Through this discussion, a second problem emerges, when it becomes clear that the different participants in this intergenerational dialogue adhere to (at least) two different views of settler colonialism. Lee applies a Leninist anti-imperialist concept of colonialism to settler colonialism. Imperialism divides the world into oppressor nations and oppressed nations; settler colonialism differs from “classical” European colonialism (which maintained distance between the metropole and periphery) insofar as the colonies of settler-colonial states are internal colonies. According to this ‘old school’ paradigm of settler-colonialism all internal oppressed nations have a right to self-determination, and as we have seen above, Lee argues that women are an “internal colony” analogous to the situation of the New Afrikan nation. Veronica adheres to a ‘new school’ concept of settler colonialism (we are both writing within the Canadian settler-colonial context where this concept is current among activists), which draws its core distinction between settlers and Indigenous peoples, the latter which have the right to national self-determination.

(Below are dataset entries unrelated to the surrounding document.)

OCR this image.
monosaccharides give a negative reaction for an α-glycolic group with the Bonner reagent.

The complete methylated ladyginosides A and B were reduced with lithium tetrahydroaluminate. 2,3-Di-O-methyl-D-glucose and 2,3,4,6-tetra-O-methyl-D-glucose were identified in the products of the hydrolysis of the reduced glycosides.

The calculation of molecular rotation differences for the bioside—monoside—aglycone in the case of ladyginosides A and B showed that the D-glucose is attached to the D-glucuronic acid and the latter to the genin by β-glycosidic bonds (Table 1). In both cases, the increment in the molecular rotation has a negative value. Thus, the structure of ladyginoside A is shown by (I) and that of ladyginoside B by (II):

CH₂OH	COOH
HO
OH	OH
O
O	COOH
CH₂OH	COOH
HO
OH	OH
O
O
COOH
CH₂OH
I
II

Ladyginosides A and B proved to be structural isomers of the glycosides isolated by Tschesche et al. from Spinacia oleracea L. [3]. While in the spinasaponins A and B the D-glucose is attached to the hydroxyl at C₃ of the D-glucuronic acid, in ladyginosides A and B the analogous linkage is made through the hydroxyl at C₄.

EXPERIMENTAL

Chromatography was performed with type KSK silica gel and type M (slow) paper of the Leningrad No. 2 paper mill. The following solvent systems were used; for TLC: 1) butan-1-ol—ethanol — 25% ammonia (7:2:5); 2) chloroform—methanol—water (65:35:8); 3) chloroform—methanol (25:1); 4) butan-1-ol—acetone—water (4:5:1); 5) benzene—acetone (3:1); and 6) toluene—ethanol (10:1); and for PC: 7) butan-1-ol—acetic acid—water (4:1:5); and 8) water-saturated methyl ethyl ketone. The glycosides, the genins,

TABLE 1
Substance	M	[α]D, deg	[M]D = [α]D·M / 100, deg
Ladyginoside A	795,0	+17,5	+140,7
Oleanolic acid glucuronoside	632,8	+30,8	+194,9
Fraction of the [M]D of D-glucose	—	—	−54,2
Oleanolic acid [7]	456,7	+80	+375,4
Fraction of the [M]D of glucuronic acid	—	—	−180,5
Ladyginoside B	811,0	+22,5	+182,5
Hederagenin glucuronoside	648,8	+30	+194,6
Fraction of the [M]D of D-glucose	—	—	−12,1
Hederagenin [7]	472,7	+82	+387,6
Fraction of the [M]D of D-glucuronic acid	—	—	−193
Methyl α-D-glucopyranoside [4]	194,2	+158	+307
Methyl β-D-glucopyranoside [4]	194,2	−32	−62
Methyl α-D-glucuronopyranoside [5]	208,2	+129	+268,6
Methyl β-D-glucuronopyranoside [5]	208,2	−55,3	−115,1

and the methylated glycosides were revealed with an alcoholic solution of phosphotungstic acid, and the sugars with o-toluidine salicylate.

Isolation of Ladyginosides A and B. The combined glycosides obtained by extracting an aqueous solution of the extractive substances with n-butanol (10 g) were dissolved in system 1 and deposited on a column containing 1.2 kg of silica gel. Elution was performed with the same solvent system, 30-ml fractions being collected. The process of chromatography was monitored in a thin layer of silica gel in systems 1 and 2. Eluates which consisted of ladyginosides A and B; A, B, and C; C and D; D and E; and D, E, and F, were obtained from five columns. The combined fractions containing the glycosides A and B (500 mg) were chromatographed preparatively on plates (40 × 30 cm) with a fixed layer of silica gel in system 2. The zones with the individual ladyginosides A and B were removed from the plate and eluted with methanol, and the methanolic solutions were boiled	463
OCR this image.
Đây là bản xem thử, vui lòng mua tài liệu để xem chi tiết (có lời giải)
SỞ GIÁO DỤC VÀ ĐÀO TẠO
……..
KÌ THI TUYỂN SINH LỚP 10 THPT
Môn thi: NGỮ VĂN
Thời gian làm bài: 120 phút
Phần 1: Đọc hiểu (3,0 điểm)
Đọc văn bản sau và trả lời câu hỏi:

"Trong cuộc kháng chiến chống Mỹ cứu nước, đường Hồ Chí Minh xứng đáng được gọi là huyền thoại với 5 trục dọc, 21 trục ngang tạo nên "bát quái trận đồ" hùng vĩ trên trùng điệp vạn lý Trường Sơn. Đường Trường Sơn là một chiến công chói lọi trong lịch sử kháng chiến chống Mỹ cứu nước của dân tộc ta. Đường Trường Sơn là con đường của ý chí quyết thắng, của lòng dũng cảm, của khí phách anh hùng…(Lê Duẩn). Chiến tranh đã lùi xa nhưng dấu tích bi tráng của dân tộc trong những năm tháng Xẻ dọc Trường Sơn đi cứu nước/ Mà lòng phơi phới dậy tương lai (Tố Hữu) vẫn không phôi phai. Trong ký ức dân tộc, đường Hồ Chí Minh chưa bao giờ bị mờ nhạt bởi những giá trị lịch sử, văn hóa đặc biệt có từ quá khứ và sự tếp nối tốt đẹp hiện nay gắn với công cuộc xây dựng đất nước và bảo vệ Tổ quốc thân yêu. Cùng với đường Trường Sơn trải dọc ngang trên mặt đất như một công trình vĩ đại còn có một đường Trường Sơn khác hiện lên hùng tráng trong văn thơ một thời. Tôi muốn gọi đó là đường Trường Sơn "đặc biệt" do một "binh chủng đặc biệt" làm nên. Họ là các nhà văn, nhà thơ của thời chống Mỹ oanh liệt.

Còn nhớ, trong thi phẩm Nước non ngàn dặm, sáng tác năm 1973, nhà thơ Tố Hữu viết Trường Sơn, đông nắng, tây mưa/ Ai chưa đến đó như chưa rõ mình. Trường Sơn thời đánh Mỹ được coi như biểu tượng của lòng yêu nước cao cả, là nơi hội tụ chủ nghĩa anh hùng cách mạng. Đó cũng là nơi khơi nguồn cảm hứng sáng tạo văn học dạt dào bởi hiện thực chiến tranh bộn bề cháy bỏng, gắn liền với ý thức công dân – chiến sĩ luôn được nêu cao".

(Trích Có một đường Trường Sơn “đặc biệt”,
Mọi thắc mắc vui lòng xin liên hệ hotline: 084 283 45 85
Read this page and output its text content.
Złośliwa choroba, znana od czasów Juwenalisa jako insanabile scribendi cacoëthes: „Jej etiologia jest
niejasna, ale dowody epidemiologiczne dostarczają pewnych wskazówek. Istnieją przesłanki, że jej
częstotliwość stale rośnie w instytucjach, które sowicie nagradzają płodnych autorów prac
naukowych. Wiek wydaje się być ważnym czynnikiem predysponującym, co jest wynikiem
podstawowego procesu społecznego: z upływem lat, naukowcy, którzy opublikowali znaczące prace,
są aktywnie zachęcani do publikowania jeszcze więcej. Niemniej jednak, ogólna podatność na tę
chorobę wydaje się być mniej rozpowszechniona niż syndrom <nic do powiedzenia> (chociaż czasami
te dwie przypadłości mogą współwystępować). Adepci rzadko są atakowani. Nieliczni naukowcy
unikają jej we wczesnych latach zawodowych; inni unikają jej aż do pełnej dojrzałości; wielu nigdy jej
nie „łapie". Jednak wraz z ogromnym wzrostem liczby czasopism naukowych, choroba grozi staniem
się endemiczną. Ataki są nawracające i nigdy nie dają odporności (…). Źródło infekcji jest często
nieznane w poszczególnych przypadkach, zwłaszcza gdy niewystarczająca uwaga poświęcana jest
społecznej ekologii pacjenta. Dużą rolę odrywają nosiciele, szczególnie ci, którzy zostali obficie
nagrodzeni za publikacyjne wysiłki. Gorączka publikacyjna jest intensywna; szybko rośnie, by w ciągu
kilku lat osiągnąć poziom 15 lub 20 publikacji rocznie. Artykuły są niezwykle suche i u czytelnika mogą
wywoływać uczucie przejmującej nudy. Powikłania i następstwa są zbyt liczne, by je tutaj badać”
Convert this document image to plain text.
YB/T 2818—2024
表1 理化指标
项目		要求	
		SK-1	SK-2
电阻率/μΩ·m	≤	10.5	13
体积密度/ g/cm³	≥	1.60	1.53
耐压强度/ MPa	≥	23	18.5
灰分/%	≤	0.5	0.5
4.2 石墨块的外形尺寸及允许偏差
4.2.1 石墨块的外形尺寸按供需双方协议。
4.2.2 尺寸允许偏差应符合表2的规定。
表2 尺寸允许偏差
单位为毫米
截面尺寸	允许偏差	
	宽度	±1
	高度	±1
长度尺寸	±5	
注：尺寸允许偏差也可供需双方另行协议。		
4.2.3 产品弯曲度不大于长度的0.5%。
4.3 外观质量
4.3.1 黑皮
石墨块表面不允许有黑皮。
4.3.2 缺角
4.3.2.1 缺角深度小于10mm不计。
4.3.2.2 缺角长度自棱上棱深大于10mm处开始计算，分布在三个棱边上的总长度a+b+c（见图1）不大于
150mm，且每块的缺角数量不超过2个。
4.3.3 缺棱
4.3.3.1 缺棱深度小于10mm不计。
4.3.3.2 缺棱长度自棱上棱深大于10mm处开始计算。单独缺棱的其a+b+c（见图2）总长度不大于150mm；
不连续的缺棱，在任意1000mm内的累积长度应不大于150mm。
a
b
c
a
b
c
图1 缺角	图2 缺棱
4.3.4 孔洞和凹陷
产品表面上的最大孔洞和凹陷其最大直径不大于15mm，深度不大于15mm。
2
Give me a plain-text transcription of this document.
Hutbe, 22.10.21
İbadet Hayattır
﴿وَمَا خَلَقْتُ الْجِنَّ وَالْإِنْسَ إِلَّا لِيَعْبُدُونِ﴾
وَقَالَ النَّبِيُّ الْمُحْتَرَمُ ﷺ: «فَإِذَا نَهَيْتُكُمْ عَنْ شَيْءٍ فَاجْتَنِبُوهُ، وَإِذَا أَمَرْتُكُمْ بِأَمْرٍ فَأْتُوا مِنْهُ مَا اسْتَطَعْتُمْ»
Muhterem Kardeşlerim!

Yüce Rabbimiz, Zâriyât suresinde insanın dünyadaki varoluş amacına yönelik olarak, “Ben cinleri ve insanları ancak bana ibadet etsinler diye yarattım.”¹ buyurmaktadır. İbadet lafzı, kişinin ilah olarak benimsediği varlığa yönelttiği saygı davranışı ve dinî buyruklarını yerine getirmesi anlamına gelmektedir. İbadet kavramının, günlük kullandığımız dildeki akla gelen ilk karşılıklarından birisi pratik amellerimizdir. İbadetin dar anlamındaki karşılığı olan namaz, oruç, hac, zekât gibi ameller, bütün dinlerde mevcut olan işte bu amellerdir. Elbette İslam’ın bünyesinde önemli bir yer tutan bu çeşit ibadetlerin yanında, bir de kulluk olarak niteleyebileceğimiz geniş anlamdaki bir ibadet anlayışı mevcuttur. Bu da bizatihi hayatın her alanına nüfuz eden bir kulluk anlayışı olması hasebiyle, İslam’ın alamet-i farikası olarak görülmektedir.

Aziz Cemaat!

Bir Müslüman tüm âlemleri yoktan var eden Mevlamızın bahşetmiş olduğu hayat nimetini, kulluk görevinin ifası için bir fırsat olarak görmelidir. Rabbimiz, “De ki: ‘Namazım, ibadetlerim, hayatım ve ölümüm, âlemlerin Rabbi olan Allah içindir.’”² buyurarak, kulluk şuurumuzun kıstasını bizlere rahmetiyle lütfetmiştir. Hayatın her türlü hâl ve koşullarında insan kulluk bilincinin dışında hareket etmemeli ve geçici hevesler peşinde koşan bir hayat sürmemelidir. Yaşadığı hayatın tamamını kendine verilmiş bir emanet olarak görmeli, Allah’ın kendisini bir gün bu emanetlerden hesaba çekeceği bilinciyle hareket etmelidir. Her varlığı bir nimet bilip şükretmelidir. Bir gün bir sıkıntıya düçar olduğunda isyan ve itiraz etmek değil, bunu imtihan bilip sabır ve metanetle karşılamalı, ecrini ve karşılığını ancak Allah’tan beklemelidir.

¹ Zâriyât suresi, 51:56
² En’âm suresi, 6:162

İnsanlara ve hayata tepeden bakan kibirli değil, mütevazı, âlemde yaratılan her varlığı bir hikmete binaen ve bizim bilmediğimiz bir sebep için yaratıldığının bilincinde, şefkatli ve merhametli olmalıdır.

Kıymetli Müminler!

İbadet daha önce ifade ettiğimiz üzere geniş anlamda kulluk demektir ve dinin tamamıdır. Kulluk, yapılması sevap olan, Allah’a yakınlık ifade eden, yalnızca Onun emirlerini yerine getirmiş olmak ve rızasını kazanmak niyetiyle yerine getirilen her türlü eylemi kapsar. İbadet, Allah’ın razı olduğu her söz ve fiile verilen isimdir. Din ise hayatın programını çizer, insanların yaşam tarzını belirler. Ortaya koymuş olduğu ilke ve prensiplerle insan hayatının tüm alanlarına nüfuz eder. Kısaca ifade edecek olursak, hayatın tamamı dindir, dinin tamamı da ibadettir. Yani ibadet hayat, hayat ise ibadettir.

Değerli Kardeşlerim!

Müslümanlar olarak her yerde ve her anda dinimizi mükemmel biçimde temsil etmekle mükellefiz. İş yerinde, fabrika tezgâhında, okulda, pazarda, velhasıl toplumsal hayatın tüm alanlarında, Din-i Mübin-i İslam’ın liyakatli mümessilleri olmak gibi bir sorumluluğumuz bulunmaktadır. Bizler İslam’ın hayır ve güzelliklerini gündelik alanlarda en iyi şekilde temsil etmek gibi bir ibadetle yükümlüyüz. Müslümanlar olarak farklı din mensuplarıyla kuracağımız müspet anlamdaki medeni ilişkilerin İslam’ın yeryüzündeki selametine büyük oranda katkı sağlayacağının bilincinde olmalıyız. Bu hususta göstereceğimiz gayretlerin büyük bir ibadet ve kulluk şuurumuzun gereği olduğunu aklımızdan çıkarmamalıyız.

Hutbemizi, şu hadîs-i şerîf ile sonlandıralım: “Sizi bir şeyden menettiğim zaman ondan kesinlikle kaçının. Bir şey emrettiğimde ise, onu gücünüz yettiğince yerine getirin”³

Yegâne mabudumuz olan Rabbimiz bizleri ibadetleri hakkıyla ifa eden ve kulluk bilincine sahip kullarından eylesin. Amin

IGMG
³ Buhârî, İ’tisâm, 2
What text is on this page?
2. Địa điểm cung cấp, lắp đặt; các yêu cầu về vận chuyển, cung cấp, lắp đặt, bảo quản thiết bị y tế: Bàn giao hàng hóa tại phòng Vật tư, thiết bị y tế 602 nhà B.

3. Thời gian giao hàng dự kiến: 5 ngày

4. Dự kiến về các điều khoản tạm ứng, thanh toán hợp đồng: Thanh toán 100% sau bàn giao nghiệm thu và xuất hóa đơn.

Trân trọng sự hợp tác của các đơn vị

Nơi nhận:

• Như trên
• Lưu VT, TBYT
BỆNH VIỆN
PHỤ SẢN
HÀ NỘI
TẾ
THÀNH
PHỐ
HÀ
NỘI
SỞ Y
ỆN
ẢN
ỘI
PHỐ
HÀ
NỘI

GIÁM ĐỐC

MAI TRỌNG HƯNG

Neither concept of settler colonialism entirely satisfactorily resolves questions raised by anticolonial struggle, and I believe there are difficulties translating the political demands made by one into the political language of the other. On the one hand, the new school concept, focused on the settler/Indigenous binary, encounters difficulties ‘placing’ the self-determination claims of a New Afrikan nation. On the other hand, Veronica questions the implications of an autonomous (white) women’s movement’s claim to “space” or land, a claim grounded in the old school concept, “in an anti-Black settler state that has from its beginning involved white women enforcing its hierarchies and advancing its settlements” (125–126). Indeed, if we widen the lens to a broader left’s organizational initiatives, squatting, occupying, or building commons are not inherently emancipatory or anticolonial in the settler-colonial context. The point of this comparison is not to adjudicate between the two concepts of settler colonialism, but rather, as Veronica notes, to highlight the ongoing work that needs to be done—even in the seemingly unrelated context of gender liberation and antifascist struggle.
Antifascism Against Machismo raises pressing questions about antifascism, feminism, gender liberation, and settler colonialism, through a genuine wide-ranging discussion between its participants. It is required reading for those interested in new directions for advancing militant antifascist work.